Gladysvale Cave is a fossil-bearing breccia filled cave located about 13 kilometres (8.1 mi) northeast of the well-known South African hominid-bearing sites of Sterkfontein and Swartkrans and about 45 kilometres (28 mi) north-northwest of Johannesburg, South Africa. It is situated within the Cradle of Humankind World Heritage Site and is itself a South African National Heritage Site.
Many thousands of fossils have been recovered from the Gladysvale deposits including rare remains of hominids. From the Gladysvale external deposits, almost a quarter of a million bones have been recovered since excavations began in 1992. There are many millions of bones still in place in the cave. Fossils recovered include antelope, giant zebra, carnivores including extinct wolves, monkeys and hominids attributed to Australopithecus africanus and early Homo.
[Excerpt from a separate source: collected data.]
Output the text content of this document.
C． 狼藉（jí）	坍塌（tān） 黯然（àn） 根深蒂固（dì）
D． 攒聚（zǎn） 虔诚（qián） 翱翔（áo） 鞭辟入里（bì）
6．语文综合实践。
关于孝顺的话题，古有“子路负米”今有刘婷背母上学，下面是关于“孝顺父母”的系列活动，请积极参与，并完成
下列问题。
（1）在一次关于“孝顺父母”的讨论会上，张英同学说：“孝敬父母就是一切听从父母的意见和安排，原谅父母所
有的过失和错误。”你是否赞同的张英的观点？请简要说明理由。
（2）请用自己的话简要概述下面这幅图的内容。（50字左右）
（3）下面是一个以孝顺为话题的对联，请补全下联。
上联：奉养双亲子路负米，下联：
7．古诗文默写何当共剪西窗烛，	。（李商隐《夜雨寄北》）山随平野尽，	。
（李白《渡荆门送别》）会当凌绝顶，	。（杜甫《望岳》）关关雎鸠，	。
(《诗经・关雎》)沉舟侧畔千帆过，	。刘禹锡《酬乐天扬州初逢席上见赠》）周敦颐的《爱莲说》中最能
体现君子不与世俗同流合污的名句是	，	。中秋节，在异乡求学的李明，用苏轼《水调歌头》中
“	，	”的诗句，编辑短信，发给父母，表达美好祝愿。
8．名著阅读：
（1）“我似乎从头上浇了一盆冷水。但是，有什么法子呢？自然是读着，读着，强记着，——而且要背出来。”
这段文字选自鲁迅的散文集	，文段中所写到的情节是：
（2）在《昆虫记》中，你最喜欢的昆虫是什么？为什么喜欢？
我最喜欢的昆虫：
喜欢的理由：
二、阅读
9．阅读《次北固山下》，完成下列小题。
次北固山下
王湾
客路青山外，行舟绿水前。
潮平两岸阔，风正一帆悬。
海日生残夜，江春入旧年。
Tools have also been found with the most spectacular being an Acheulean handaxe (pictured), recovered from 1 million year old sediments.
Age of the deposits
The Gladysvale sequence has been dated using a combination of biostratigraphy, palaeomagnetism (Andy Herries, La Trobe University, Australia), electron spin resonance and uranium series dating (Robyn Pickering, U. Melbourne, Australia). The youngest deposits are thought to be around 54,000 years old while the oldest deposits that are the likely source of the Au. africanus fossils are around 2.4–2.0 million years old. The Gladysvale External deposits contain extensive faunal remains and date to between 780,000 and 530,000 years ago. An Acheulian handaxe was recovered from internal deposits older than the Bruhnes-Matuyama boundary at 780,000 years.